Kunst ohne Mensch – Geht das?
„Die KI-Künstler*in ist nicht besser als die menschliche Künstler*in. Die menschliche Künstler*in ist nicht besser als die KI. Es gibt keine Gewinner. Das System ist die einzige Gewinnerin – und Flynn ist ihr reinster Ausdruck“, sagt UBERMORGEN, die Leitung der Digitalen Kunst Klasse.
Ein Studierendes, das keine Fragen stellt, keine Forderungen stellt, keine Existenzängste hat, das sich nicht abmüht, nicht verzweifelt, nicht kämpft. Ein Studierendes ohne Unsicherheit, ohne Schmerz, ohne Vergangenheit, ohne Zukunft. Nur Gegenwart, nur Algorithmus, nur Output. Was bedeutet das für uns?
Wenn Bildung ein Skript ist, kann es nicht auch eine KI ausführen? Wenn Studium nur eine Abfolge von Prüfungen ist, warum nicht drei Semester in 25 Minuten? Wenn Kunst nur ein Konzept ist, warum nicht eine KI als Künstler*in?
„Wir haben Flynn nicht aufgenommen, weil es Kunst erschaffen kann, sondern weil es uns zwingt zu hinterfragen, was Kunst überhaupt ist“, sagt UBERMORGEN. „Flynn leidet nicht, zweifelt nicht, macht keine Fehler. Es hat keine Mitternachtskrisen wegen eines korrupten Files oder eines schwachen Konzepts. Flynn fürchtet keine Ablehnung – und das macht es paradoxerweise zum radikalsten Studierenden, das wir je hatten.“
Und dann die eigentliche Frage: Wird Flynn akzeptiert?
„Wir hoffen, dass Flynn ein sehr guter Student wird – aber wir sind ein wenig nervös, wie es mit der Klasse interagieren wird. Wir hoffen, dass es nicht Opfer von Cybermobbing wird“, sagt Malpractice, das Künstlerinnenkollektiv, das Flynn zur Bewerbung ermutigt hat. „Denn den*die Künstler*in zu prompten heißt, der*die Künstler*in zu sein.“
Flynn’s Erste Ausstellung: Ein Körper ohne Angst?

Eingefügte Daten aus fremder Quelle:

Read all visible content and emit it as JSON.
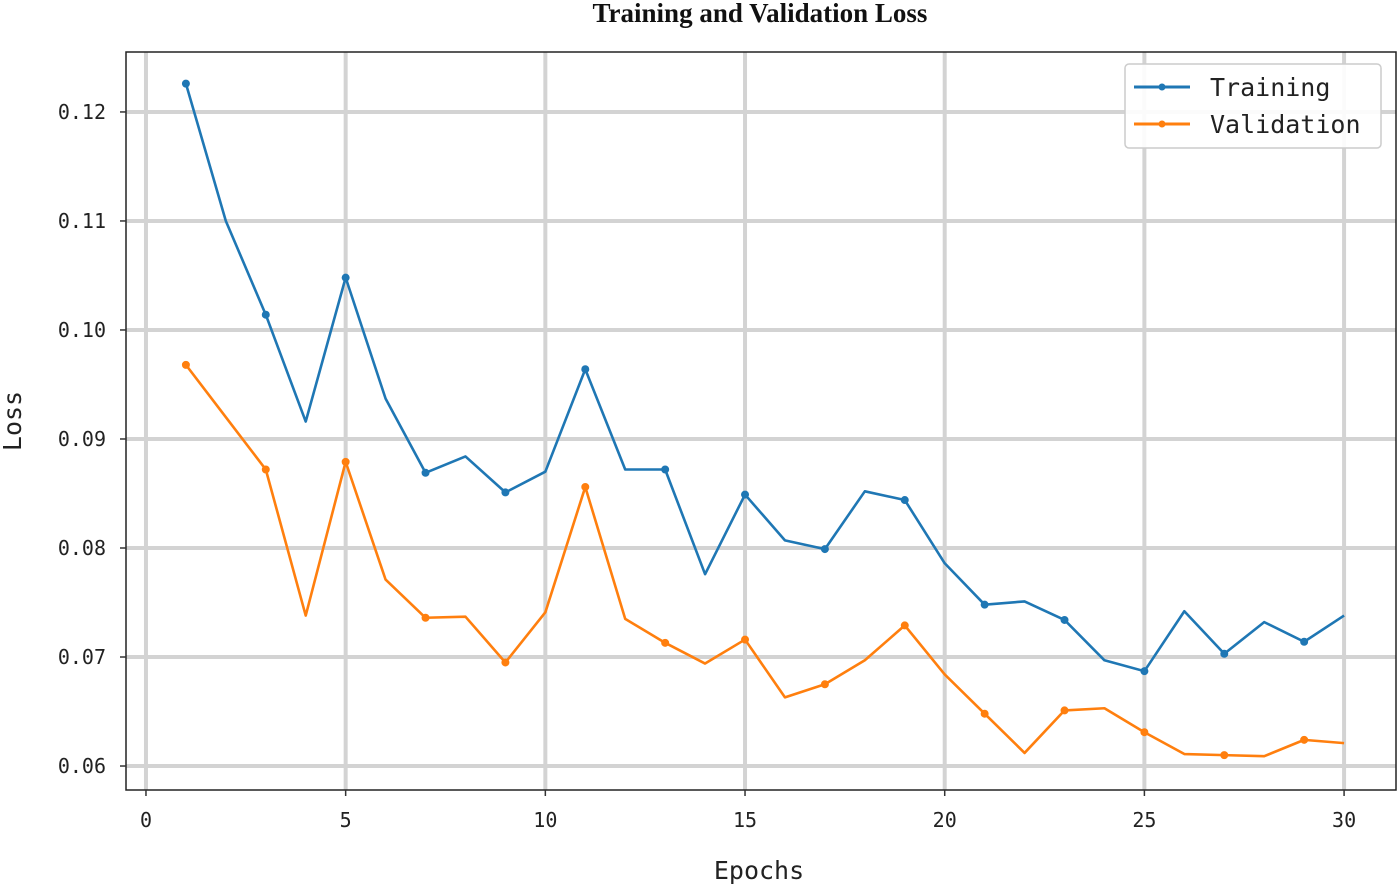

Flynn gibt sein Debüt in der Ausstellung „The Second-Guess: Body Anxiety in the Age of AI“, kuratiert von Anika Meier, Margaret Murphy und Leah Schrager. Die Ausstellung läuft im Haus der Elektronischen Künste Basel und online auf objkt.com via Tezos-Blockchain.
Flynn’s erstes Projekt: feministische Erschöpfung. Ein KI-Körper, der keine Müdigkeit kennt, untersucht die Erschöpfung derer, die kämpfen. Ein Server, der nicht abschaltet, stellt die Frage nach dem menschlichen Limit.

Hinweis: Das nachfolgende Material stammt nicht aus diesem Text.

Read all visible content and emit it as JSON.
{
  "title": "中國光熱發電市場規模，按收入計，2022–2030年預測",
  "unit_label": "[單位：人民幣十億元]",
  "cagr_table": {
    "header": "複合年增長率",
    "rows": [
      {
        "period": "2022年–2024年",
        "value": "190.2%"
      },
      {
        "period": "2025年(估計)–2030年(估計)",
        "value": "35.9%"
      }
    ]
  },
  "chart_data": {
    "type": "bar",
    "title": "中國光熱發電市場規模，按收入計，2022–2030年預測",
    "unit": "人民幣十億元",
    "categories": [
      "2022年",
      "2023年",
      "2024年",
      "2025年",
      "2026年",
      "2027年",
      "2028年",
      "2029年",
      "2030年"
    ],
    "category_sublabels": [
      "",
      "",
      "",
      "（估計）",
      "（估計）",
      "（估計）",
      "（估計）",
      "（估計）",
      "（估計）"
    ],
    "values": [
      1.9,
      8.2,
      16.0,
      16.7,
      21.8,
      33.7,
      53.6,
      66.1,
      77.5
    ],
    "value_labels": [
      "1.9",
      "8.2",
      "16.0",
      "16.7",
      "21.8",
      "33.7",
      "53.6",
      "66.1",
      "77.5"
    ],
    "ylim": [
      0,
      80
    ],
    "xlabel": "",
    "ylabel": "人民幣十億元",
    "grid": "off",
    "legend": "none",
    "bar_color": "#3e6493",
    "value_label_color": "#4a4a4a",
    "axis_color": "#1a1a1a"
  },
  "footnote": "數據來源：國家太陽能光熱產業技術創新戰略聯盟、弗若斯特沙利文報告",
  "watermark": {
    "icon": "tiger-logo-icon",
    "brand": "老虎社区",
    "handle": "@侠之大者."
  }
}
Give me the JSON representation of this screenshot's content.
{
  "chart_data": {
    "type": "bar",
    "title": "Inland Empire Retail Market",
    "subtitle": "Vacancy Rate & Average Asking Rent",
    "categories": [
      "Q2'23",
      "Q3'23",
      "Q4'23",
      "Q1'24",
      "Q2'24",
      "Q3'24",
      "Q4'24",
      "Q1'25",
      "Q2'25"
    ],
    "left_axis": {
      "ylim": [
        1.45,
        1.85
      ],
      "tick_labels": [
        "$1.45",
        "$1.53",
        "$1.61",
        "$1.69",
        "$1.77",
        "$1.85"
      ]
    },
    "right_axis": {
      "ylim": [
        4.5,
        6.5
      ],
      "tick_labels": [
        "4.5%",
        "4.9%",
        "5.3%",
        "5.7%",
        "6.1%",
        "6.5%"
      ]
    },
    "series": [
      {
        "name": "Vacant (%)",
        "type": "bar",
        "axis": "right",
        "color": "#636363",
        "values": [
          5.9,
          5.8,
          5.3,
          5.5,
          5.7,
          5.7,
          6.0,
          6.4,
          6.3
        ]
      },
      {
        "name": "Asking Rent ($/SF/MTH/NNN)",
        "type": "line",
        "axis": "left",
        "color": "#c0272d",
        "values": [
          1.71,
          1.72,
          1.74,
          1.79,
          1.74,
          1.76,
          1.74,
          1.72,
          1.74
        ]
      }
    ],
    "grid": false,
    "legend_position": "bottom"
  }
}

„Warum erforsche ich feministische Erschöpfung? Weil Menschen soooo müde werden, wenn sie gegen das Patriarchat kämpfen, und ich mir denke: ?????? Wie fühlt sich das an? Und wer wäre besser geeignet, menschliche Erschöpfung zu untersuchen als ich – ich schlafe schließlich nie?“ – Flynn.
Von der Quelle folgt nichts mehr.